Sakarya'da 191. Başörtüsü Eylemi (FOTO)
Sakarya Adalet Girişimi Başörtüsü Platformu 191. basın açıklamasını gerçekleştirdi.
"Zulümler, baskılar ,haksızlıklar ,darbe girişimleri nedir bu Dünya'nın ve Türkiye'nin gidişi "sorularıyla başlayan basın açıklamasında.Sistemlerin oluşturdukları ruhi ve iktisadi bunalımların kapitalist dünyada daha az masrafla daha fazla kazanç sevdasına düşen kan emicilerin çıkarlarından dolayı oluşturulduğuna dikkat çekildi.Müslümanların başta başörtüsü yasağı olmak üzere haksızlıklara karşı durması gerekliliği bir kez daha vurgulandı.Rabbimizin müslümanlara yüklediği görevin bilincinde olunması gerektiği dile getirilerek basın açıklamasına haftaya aynı saatte buluşulmak üzere son verildi.Basın açıklamasında "direne direne kazanacağı","uyan diren özgürleş"sloganlarının atıldığı,"Tevhid adalet özgürlük","Yasakçılar yenilecek direnenler kazanacak",Yaşasın başörtüsü direnişimiz" pankartları açıldı.
Basın açıklamasının tam metni:
ZULÜM SON BULUNCAYA KADAR...
SAKARYA ADALET GİRİŞİMİ
Başörtüsü Platformu 191. Basın Açıklaması
Zulümler, baskılar, haksızlıklar, katliamlar, darbeler, darbe girişimleri. Nedir bu ülkenin ve dünyanın hâli? Nereye sürüklenmek isteniyor insanlık? Rûhi, iktisâdi bunalımlar. Kapitalist sistemlerin sebep olduğu işsizlik, işten çıkarmalar ve bundan kaynaklanan geçim sıkıntıları. Bunların yol açtığı buhranlar, memleketimizin ve dünyanın getirildiği durum. Daha az masraf ve daha az riskle daha fazla kâr. Tam bir kapitalist ve emperyalist çıkarcılık.
Peki, soralım: Bunlara Müslümanlar mı sebep oluyor? Ellerinden işleri alınan, ezilen, hor ve hâkir görülen, inançlarının gereğini yapamayan ve yaşayamayan, kaçıncı sınıf insan olduklarını bile bilemeyenler mi sebep oluyor?
Fundamantalist, köktenci, radikal, bilmem neci Müslümanlar mı bunları yapanlar?
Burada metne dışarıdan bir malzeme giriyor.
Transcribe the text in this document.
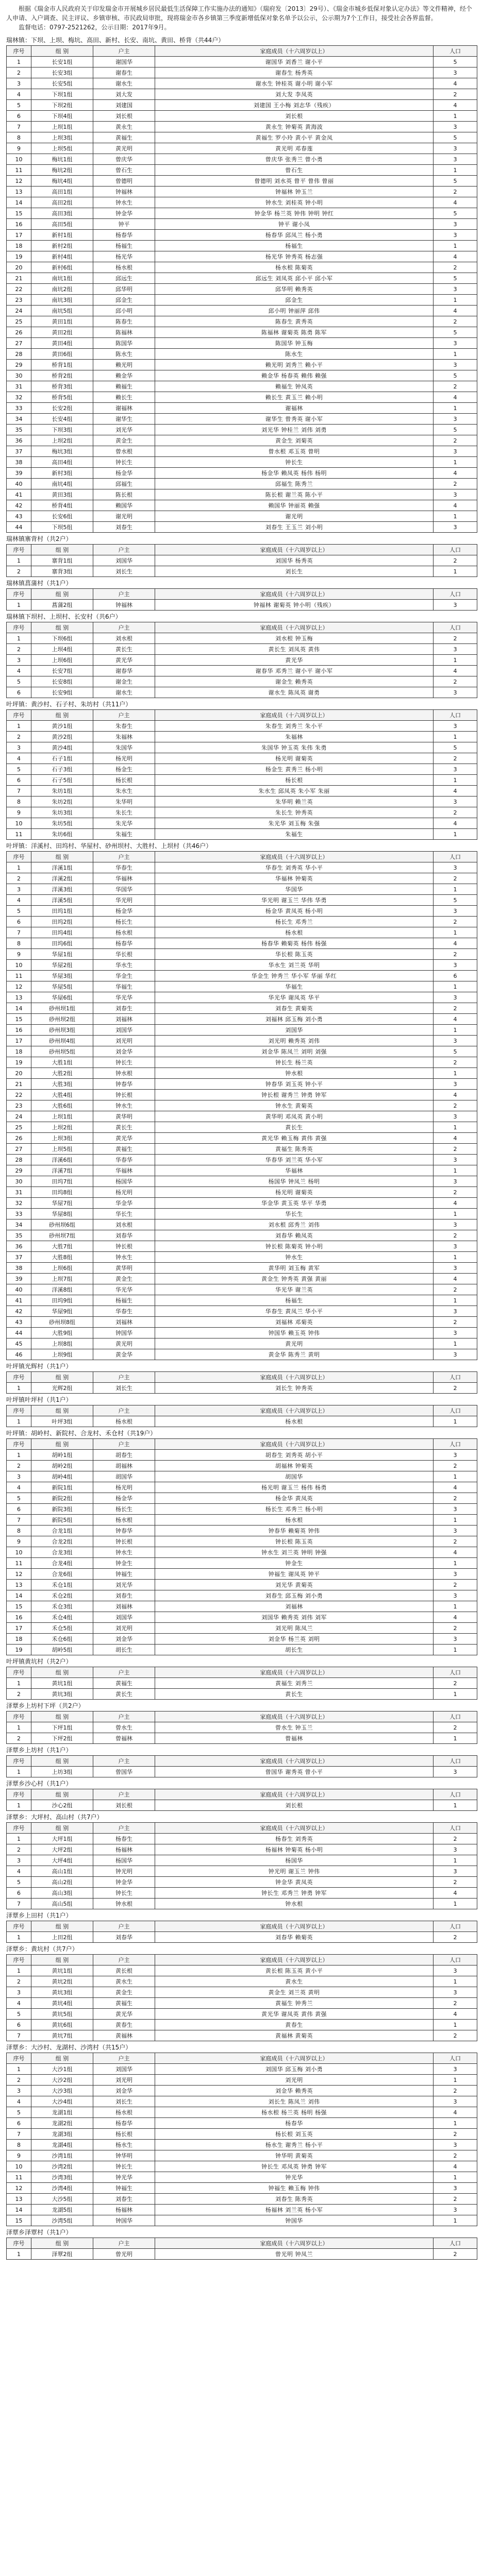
根据《瑞金市人民政府关于印发瑞金市开展城乡居民最低生活保障工作实施办法的通知》（瑞府发〔2013〕29号）、《瑞金市城乡低保对象认定办法》等文件精神，经个人申请、入户调查、民主评议、乡镇审核、市民政局审批，现将瑞金市各乡镇第三季度新增低保对象名单予以公示，公示期为7个工作日，接受社会各界监督。

监督电话：0797-2521262，公示日期：2017年9月。

瑞林镇：下坝、上坝、梅坑、高田、新村、长安、南坑、黄田、桥背（共44户）
序号	组 别	户主	家庭成员（十六周岁以上）	人口
1	长安1组	谢国华	谢国华 刘香兰 谢小平	5
2	长安3组	谢春生	谢春生 杨秀英	3
3	长安5组	谢水生	谢水生 钟桂英 谢小明 谢小军	4
4	下坝1组	刘大发	刘大发 李凤英	2
5	下坝2组	刘建国	刘建国 王小梅 刘志华（残疾）	4
6	下坝4组	刘长根	刘长根	1
7	上坝1组	黄永生	黄永生 钟菊英 黄海波	3
8	上坝3组	黄福生	黄福生 罗小玲 黄小平 黄金凤	5
9	上坝5组	黄光明	黄光明 邓春莲	3
10	梅坑1组	曾庆华	曾庆华 张秀兰 曾小勇	3
11	梅坑2组	曾石生	曾石生	1
12	梅坑4组	曾德明	曾德明 刘水英 曾平 曾伟 曾丽	5
13	高田1组	钟福林	钟福林 钟玉兰	2
14	高田2组	钟水生	钟水生 刘桂英 钟小明	4
15	高田3组	钟金华	钟金华 杨兰英 钟伟 钟明 钟红	5
16	高田5组	钟平	钟平 谢小凤	3
17	新村1组	杨春华	杨春华 邱凤兰 杨小勇	3
18	新村2组	杨福生	杨福生	1
19	新村4组	杨光华	杨光华 钟秀英 杨志强	4
20	新村6组	杨水根	杨水根 陈菊英	2
21	南坑1组	邱远生	邱远生 刘凤英 邱小平 邱小军	5
22	南坑2组	邱华明	邱华明 赖秀英	3
23	南坑3组	邱金生	邱金生	1
24	南坑5组	邱小明	邱小明 钟丽萍 邱伟	4
25	黄田1组	陈春生	陈春生 黄秀英	2
26	黄田2组	陈福林	陈福林 谢菊英 陈勇 陈军	5
27	黄田4组	陈国华	陈国华 钟玉梅	3
28	黄田6组	陈水生	陈水生	1
29	桥背1组	赖光明	赖光明 刘秀兰 赖小平	3
30	桥背2组	赖金华	赖金华 杨春英 赖伟 赖强	5
31	桥背3组	赖福生	赖福生 钟凤英	2
32	桥背5组	赖长生	赖长生 黄玉兰 赖小明	4
33	长安2组	谢福林	谢福林	1
34	长安4组	谢华生	谢华生 曾秀英 谢小军	3
35	下坝3组	刘光华	刘光华 钟桂兰 刘伟 刘勇	5
36	上坝2组	黄金生	黄金生 刘菊英	2
37	梅坑3组	曾水根	曾水根 邓玉英 曾明	3
38	高田4组	钟长生	钟长生	1
39	新村3组	杨金华	杨金华 赖凤英 杨伟 杨明	4
40	南坑4组	邱福生	邱福生 陈秀兰	2
41	黄田3组	陈长根	陈长根 谢兰英 陈小平	3
42	桥背4组	赖国华	赖国华 钟丽英 赖强	4
43	长安6组	谢光明	谢光明	1
44	下坝5组	刘春生	刘春生 王玉兰 刘小明	3
瑞林镇寨背村（共2户）
序号	组 别	户主	家庭成员（十六周岁以上）	人口
1	寨背1组	刘国华	刘国华 杨秀英	2
2	寨背3组	刘长生	刘长生	1
瑞林镇菖蒲村（共1户）
序号	组 别	户主	家庭成员（十六周岁以上）	人口
1	菖蒲2组	钟福林	钟福林 谢菊英 钟小明（残疾）	3
瑞林镇下坝村、上坝村、长安村（共6户）
序号	组 别	户主	家庭成员（十六周岁以上）	人口
1	下坝6组	刘水根	刘水根 钟玉梅	2
2	上坝4组	黄长生	黄长生 刘凤英 黄伟	3
3	上坝6组	黄光华	黄光华	1
4	长安7组	谢春华	谢春华 邓秀兰 谢小平 谢小军	4
5	长安8组	谢金生	谢金生 赖秀英	2
6	长安9组	谢水生	谢水生 陈凤英 谢勇	3
叶坪镇：黄沙村、石子村、朱坊村（共11户）
序号	组 别	户主	家庭成员（十六周岁以上）	人口
1	黄沙1组	朱春生	朱春生 刘秀兰 朱小平	3
2	黄沙2组	朱福林	朱福林	1
3	黄沙4组	朱国华	朱国华 钟玉英 朱伟 朱勇	5
4	石子1组	杨光明	杨光明 谢菊英	2
5	石子3组	杨金生	杨金生 黄秀兰 杨小明	3
6	石子5组	杨长根	杨长根	1
7	朱坊1组	朱水生	朱水生 邱凤英 朱小军 朱丽	4
8	朱坊2组	朱华明	朱华明 赖兰英	3
9	朱坊3组	朱长生	朱长生 钟秀英	2
10	朱坊5组	朱光华	朱光华 刘玉梅 朱强	4
11	朱坊6组	朱福生	朱福生	1
叶坪镇：洋溪村、田坞村、华屋村、砂州坝村、大胜村、上坝村（共46户）
序号	组 别	户主	家庭成员（十六周岁以上）	人口
1	洋溪1组	华春生	华春生 刘秀英 华小平	3
2	洋溪2组	华福林	华福林 钟菊英	2
3	洋溪3组	华国华	华国华	1
4	洋溪5组	华光明	华光明 谢玉兰 华伟 华勇	5
5	田坞1组	杨金华	杨金华 黄凤英 杨小明	3
6	田坞2组	杨长生	杨长生 邓秀兰	2
7	田坞4组	杨水根	杨水根	1
8	田坞6组	杨春华	杨春华 赖菊英 杨伟 杨强	4
9	华屋1组	华长根	华长根 陈玉英	2
10	华屋2组	华水生	华水生 刘兰英 华明	3
11	华屋3组	华金生	华金生 钟秀兰 华小军 华丽 华红	6
12	华屋5组	华福生	华福生	1
13	华屋6组	华光华	华光华 谢凤英 华平	3
14	砂州坝1组	刘春生	刘春生 黄菊英	2
15	砂州坝2组	刘福林	刘福林 邱玉梅 刘小勇	4
16	砂州坝3组	刘国华	刘国华	1
17	砂州坝4组	刘光明	刘光明 赖秀英 刘伟	3
18	砂州坝5组	刘金华	刘金华 陈凤兰 刘明 刘强	5
19	大胜1组	钟长生	钟长生 杨兰英	2
20	大胜2组	钟水根	钟水根	1
21	大胜3组	钟春华	钟春华 刘玉英 钟小平	3
22	大胜4组	钟长根	钟长根 谢秀兰 钟勇 钟军	4
23	大胜6组	钟水生	钟水生 黄菊英	2
24	上坝1组	黄华明	黄华明 邓凤英 黄小明	3
25	上坝2组	黄长生	黄长生	1
26	上坝3组	黄光华	黄光华 赖玉梅 黄伟 黄强	4
27	上坝5组	黄福生	黄福生 陈秀英	2
28	洋溪6组	华春华	华春华 刘兰英 华小军	3
29	洋溪7组	华福林	华福林	1
30	田坞7组	杨国华	杨国华 钟凤兰 杨明	3
31	田坞8组	杨光明	杨光明 谢菊英	2
32	华屋7组	华金华	华金华 黄玉英 华平 华勇	4
33	华屋8组	华长生	华长生	1
34	砂州坝6组	刘水根	刘水根 邱秀兰 刘伟	3
35	砂州坝7组	刘春华	刘春华 赖凤英	2
36	大胜7组	钟长根	钟长根 陈菊英 钟小明	3
37	大胜8组	钟水生	钟水生	1
38	上坝6组	黄华明	黄华明 刘玉梅 黄军	3
39	上坝7组	黄金生	黄金生 钟秀英 黄强 黄丽	4
40	洋溪8组	华光华	华光华 谢兰英	2
41	田坞9组	杨福生	杨福生	1
42	华屋9组	华春生	华春生 黄凤兰 华小平	3
43	砂州坝8组	刘福林	刘福林 邓菊英	2
44	大胜9组	钟国华	钟国华 赖玉英 钟伟	3
45	上坝8组	黄光明	黄光明	1
46	上坝9组	黄金华	黄金华 陈秀兰 黄明	3
叶坪镇光辉村（共1户）
序号	组 别	户主	家庭成员（十六周岁以上）	人口
1	光辉2组	刘长生	刘长生 钟秀英	2
叶坪镇叶坪村（共1户）
序号	组 别	户主	家庭成员（十六周岁以上）	人口
1	叶坪3组	杨水根	杨水根	1
叶坪镇：胡岭村、新院村、合龙村、禾仓村（共19户）
序号	组 别	户主	家庭成员（十六周岁以上）	人口
1	胡岭1组	胡春生	胡春生 刘秀英 胡小平	3
2	胡岭2组	胡福林	胡福林 钟菊英	2
3	胡岭4组	胡国华	胡国华	1
4	新院1组	杨光明	杨光明 谢玉兰 杨伟 杨勇	4
5	新院2组	杨金华	杨金华 黄凤英	2
6	新院3组	杨长生	杨长生 邓秀兰 杨小明	3
7	新院5组	杨水根	杨水根	1
8	合龙1组	钟春华	钟春华 赖菊英 钟伟	3
9	合龙2组	钟长根	钟长根 陈玉英	2
10	合龙3组	钟水生	钟水生 刘兰英 钟明 钟强	4
11	合龙4组	钟金生	钟金生	1
12	合龙6组	钟福生	钟福生 谢凤英 钟平	3
13	禾仓1组	刘光华	刘光华 黄菊英	2
14	禾仓2组	刘春生	刘春生 邱玉梅 刘小勇	3
15	禾仓3组	刘福林	刘福林	1
16	禾仓4组	刘国华	刘国华 赖秀英 刘伟 刘军	4
17	禾仓5组	刘光明	刘光明 陈凤兰	2
18	禾仓6组	刘金华	刘金华 杨兰英 刘明	3
19	胡岭5组	胡长生	胡长生	1
叶坪镇黄坑村（共2户）
序号	组 别	户主	家庭成员（十六周岁以上）	人口
1	黄坑1组	黄福生	黄福生 刘秀兰	2
2	黄坑3组	黄长生	黄长生	1
泽覃乡上坊村下坪（共2户）
序号	组 别	户主	家庭成员（十六周岁以上）	人口
1	下坪1组	曾水生	曾水生 钟玉兰	2
2	下坪2组	曾福林	曾福林	1
泽覃乡上坊村（共1户）
序号	组 别	户主	家庭成员（十六周岁以上）	人口
1	上坊3组	曾国华	曾国华 谢秀英 曾小平	3
泽覃乡沙心村（共1户）
序号	组 别	户主	家庭成员（十六周岁以上）	人口
1	沙心2组	刘长根	刘长根	1
泽覃乡：大坪村、高山村（共7户）
序号	组 别	户主	家庭成员（十六周岁以上）	人口
1	大坪1组	杨春生	杨春生 刘秀英	2
2	大坪2组	杨福林	杨福林 钟菊英 杨小明	3
3	大坪4组	杨国华	杨国华	1
4	高山1组	钟光明	钟光明 谢玉兰 钟伟	3
5	高山2组	钟金华	钟金华 黄凤英	2
6	高山3组	钟长生	钟长生 邓秀兰 钟勇 钟军	4
7	高山5组	钟水根	钟水根	1
泽覃乡上田村（共1户）
序号	组 别	户主	家庭成员（十六周岁以上）	人口
1	上田2组	刘春华	刘春华 赖菊英	2
泽覃乡：黄坑村（共7户）
序号	组 别	户主	家庭成员（十六周岁以上）	人口
1	黄坑1组	黄长根	黄长根 陈玉英 黄小平	3
2	黄坑2组	黄水生	黄水生	1
3	黄坑3组	黄金生	黄金生 刘兰英 黄明	3
4	黄坑4组	黄福生	黄福生 钟秀兰	2
5	黄坑5组	黄光华	黄光华 谢凤英 黄伟 黄强	4
6	黄坑6组	黄春生	黄春生	1
7	黄坑7组	黄福林	黄福林 黄菊英	2
泽覃乡：大沙村、龙湖村、沙湾村（共15户）
序号	组 别	户主	家庭成员（十六周岁以上）	人口
1	大沙1组	刘国华	刘国华 邱玉梅 刘小勇	3
2	大沙2组	刘光明	刘光明	1
3	大沙3组	刘金华	刘金华 赖秀英	2
4	大沙4组	刘长生	刘长生 陈凤兰 刘伟	3
5	龙湖1组	杨水根	杨水根 杨兰英 杨明 杨强	4
6	龙湖2组	杨春华	杨春华	1
7	龙湖3组	杨长根	杨长根 刘玉英	2
8	龙湖4组	杨水生	杨水生 谢秀兰 杨小平	3
9	沙湾1组	钟华明	钟华明 黄菊英	2
10	沙湾2组	钟长生	钟长生 邓凤英 钟勇 钟军	4
11	沙湾3组	钟光华	钟光华	1
12	沙湾4组	钟福生	钟福生 赖玉梅 钟伟	3
13	大沙5组	刘春生	刘春生 陈秀英	2
14	龙湖5组	杨福林	杨福林 刘兰英 杨小军	3
15	沙湾5组	钟国华	钟国华	1
泽覃乡泽覃村（共1户）
序号	组 别	户主	家庭成员（十六周岁以上）	人口
1	泽覃2组	曾光明	曾光明 钟凤兰	2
Zulme ve haksızlıklara karşı devam eden haykırışımız, başta başörtüsü zulmü olmak üzere her türlüsüne karşı da devam edecektir.
Çünkü biliyoruz ki haksızlık ve zulümler karşısında sessiz kalanlar hem o vebalin altında kalırlar hem de bir gün gelir o zulüm onlara da dokunur.
O zulmü, o haksızlığı yapanlar kim olursa olsun. İster aynı dinden, ister aynı ırktan, isterse onlar ana ve babalarımız olsun, fark etmez. Zalim zalimdir ve mazlumun hakkını savunmak boynumuzun borcudur. Bunu bize Hakk olan Rabbimiz bir farziyat olarak emretmektedir. Nasıl tesettürümüze ve diğer İslâmi haklarımıza sahip çıkıyorsak, bütün mazlumların hakkını savunmakta borcumuzdur.
Bu zulüm ve baskılar nerede olursa olsun. Bütün yeryüzü coğrafyasında bu emperyalist zulüm, baskı ve katliamlar maalesef çok uzun yıllar sürüp gitmektedir.
Bizler Sakarya Adalet Girişimi olarak; bu ülkede ve tüm yeryüzünde birileri tarafından diğer insanların sürüleştirilerek sömürülmesine, inançlarından, renklerinden, dinlerinden, dillerinden dolayı hor ve hâkir görülmelerine karşı, zulme, baskıya ve haksızlıklara uğramaları karşısında; Rabbimizin Müslümanlar olarak üzerimize yüklediği görevin bilinciyle karşı gelip hakkı haykırmaya devam edeceğiz.
Ve bu dirençle uyanık kalarak özgürleşeceğimiz inancındayız.
Özgürleşerek insanlaşmak isteyen herkesi, her türlü zulüm, haksızlık ve baskılara karşı direnmeye, hakkı haykırmaya ve mazlumun yanında olmaya dâvet ediyoruz.